Старик не сразу соображает, что разговор переключился снова на его жену. У Гарри мелькает мысль — словно искра, вспыхнувшая под колесами трамвая на стыке рельсов. А мама никогда не поступала так с папой? Никогда не пудрила ему мозги? Все эти расспросы насчет постели наводят на мысль о том, что такое могло быть. Хотя трудно представить себе — не только с кем, но и когда: насколько он помнит, мама всегда была дома, никто никогда к ним не заходил, кроме маляра и свидетеля Иеговы, однако эта неожиданная мысль будоражит Кролика, тогда как сплетня, которой огорошил его отец, леденит душу, пугает неизвестными последствиями. А отец тем временем продолжает:
— ...в самом начале. Мы хотим подождать по крайней мере до тех пор, когда она уже не сможет вставать с постели. Если наступит такой момент, когда она не сможет заботиться о себе, а я еще не буду на пенсии и не смогу сидеть с ней весь день, тогда, возможно, нам придется принять такое решение. Но мне бы этого не хотелось. Ей-богу, не хотелось бы.
— Эй, пап...
— Вот мои сорок центов. Плюс десять на чай.

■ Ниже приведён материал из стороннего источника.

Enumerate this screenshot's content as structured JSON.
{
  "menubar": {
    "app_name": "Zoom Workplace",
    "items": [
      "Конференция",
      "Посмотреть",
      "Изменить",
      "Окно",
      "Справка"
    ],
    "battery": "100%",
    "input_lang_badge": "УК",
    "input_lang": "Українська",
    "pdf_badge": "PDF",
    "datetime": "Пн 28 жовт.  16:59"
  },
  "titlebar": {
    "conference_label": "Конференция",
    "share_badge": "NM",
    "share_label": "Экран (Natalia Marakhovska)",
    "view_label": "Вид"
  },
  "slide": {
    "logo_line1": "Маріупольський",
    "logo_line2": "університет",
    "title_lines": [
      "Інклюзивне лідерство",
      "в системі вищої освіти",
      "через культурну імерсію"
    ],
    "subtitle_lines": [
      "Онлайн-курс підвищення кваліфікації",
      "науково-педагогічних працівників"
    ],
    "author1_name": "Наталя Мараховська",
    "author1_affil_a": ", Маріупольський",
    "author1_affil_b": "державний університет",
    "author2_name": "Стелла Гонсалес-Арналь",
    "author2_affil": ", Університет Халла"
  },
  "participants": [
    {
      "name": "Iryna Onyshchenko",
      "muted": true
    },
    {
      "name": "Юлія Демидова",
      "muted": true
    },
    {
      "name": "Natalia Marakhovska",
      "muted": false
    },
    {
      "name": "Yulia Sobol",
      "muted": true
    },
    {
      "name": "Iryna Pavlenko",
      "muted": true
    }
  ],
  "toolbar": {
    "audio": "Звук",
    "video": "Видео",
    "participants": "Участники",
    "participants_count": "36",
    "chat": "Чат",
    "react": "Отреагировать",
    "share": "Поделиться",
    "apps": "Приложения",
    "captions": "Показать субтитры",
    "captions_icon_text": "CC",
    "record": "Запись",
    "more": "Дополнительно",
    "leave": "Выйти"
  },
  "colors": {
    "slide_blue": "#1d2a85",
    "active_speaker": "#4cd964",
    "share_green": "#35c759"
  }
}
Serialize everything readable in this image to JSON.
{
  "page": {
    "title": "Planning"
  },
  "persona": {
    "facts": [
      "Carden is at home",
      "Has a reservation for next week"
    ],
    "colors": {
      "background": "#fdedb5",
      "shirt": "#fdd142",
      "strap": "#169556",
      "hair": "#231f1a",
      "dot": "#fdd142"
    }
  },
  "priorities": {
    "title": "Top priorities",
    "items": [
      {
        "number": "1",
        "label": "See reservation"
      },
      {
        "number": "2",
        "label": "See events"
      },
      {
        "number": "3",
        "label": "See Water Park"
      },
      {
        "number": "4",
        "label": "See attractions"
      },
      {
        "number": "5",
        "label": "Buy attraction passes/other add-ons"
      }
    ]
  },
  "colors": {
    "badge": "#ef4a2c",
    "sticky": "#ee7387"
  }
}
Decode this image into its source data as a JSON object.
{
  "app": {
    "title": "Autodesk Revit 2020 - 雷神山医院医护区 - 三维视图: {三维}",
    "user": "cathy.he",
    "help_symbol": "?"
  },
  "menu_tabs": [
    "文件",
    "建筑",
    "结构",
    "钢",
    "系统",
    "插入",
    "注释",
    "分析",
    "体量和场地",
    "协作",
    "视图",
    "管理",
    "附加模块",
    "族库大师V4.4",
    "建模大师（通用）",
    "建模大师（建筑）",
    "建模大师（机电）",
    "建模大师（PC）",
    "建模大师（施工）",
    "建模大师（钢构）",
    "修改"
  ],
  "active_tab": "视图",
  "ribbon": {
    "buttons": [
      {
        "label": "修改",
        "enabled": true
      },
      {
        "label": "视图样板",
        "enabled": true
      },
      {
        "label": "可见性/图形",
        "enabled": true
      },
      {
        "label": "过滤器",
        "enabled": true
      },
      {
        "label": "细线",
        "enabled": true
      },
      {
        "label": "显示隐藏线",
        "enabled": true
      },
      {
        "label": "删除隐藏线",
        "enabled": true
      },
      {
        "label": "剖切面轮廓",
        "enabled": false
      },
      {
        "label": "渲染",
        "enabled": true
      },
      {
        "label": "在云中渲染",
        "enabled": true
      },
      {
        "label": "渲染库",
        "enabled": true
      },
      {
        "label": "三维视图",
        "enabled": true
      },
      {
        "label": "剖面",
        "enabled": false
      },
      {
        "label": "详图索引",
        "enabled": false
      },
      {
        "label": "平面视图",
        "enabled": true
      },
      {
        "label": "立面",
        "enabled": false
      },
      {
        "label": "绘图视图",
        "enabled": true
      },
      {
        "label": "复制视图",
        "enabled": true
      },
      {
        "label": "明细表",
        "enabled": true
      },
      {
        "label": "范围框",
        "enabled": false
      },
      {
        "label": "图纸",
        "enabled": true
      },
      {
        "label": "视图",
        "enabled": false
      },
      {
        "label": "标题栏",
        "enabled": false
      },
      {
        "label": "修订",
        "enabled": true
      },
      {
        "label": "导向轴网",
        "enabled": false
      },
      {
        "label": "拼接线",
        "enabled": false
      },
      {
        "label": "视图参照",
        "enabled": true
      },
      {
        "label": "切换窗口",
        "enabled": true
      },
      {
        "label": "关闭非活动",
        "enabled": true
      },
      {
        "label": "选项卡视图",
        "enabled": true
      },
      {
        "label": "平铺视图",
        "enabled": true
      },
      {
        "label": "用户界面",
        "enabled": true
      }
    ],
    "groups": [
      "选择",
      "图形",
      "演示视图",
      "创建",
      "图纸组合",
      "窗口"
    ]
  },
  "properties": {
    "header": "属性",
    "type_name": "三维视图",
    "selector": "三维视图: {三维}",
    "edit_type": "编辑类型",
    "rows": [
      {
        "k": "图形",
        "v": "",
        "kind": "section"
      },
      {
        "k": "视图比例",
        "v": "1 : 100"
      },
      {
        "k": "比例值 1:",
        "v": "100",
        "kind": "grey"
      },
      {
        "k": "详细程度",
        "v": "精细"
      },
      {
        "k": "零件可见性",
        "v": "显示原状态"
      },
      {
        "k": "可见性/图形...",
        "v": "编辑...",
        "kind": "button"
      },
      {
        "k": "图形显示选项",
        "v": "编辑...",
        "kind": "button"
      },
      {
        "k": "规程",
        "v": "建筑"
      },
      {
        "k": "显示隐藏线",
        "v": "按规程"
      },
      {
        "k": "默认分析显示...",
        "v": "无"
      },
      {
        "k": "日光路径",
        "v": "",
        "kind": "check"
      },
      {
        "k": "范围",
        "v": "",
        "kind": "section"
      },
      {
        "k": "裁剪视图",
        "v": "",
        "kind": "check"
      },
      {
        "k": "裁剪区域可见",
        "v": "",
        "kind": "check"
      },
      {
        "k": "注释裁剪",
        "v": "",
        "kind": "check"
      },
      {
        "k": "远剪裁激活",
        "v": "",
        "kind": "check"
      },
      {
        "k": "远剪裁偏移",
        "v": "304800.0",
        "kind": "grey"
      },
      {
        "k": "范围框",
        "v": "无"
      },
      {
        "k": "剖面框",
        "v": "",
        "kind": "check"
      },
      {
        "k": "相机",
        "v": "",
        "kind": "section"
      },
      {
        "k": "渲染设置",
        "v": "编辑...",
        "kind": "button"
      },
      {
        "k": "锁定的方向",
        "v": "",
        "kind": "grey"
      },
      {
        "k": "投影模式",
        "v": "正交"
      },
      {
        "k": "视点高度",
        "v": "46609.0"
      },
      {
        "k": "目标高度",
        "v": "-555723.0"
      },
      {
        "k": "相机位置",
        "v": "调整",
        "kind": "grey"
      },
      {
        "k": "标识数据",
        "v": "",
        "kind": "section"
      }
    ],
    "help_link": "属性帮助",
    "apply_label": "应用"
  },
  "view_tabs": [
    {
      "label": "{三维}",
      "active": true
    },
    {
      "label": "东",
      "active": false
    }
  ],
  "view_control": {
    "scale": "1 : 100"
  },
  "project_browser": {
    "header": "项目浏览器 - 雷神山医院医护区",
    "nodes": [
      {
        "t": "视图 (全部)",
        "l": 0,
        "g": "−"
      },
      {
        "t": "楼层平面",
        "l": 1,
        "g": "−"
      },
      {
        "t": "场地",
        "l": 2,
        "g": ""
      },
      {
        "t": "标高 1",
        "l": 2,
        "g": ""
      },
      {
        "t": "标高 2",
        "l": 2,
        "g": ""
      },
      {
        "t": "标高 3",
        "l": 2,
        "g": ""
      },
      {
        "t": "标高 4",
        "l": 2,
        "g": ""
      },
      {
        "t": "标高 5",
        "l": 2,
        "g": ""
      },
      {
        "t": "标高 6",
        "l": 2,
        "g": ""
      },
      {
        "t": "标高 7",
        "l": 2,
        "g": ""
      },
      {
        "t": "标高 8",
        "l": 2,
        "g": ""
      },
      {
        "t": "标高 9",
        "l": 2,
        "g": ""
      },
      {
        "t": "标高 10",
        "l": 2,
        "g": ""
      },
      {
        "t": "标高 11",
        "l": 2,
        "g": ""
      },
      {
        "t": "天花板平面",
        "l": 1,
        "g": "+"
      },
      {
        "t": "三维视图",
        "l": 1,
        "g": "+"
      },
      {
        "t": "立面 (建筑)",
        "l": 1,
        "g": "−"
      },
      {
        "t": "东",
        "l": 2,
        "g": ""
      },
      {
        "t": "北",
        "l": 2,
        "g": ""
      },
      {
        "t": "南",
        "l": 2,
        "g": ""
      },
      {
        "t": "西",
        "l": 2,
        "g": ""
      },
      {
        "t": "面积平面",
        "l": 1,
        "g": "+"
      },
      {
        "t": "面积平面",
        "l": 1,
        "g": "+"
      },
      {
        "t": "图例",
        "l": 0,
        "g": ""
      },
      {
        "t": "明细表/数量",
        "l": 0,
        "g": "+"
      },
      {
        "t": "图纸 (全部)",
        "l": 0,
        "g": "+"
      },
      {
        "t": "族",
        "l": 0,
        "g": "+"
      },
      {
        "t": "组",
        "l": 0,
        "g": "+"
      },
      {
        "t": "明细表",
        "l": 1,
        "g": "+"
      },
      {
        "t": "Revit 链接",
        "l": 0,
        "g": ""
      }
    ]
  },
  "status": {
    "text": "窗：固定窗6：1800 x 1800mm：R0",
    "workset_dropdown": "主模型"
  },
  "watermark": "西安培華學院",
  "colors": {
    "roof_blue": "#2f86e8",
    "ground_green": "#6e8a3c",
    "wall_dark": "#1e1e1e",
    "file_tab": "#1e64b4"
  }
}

То, как старик с трудом выпускает из рук четвертаки, показывает, что для него это чистое серебро, а не медяшки, которые даже и не звенят, когда их бросают на стойку бара. Старые ценности. Времен Великой депрессии, когда деньги были деньгами. Теперь они уже никогда больше не станут святыней — даже десятицентовики и те не серебряные. Изображение лица Кеннеди сгубило полдоллара, изъяло его из обращения — так они и не вернулись. Металл идет теперь на исследования Луны. Нудная процедура расплаты по счету вынуждает Кролика оттянуть вопрос про маму, пока они с отцом не выходят на улицу, а тогда Кролик понимает, что не может его задать: не настолько знает он своего отца. Здесь, на ярком свете, отец вдруг перестал быть близким человеком — перед Кроликом стоит просто старик: под глазами коричневые печеночные пятна, на крыльях носа лопнувшие вены, волосы неопределенного, как картон, цвета.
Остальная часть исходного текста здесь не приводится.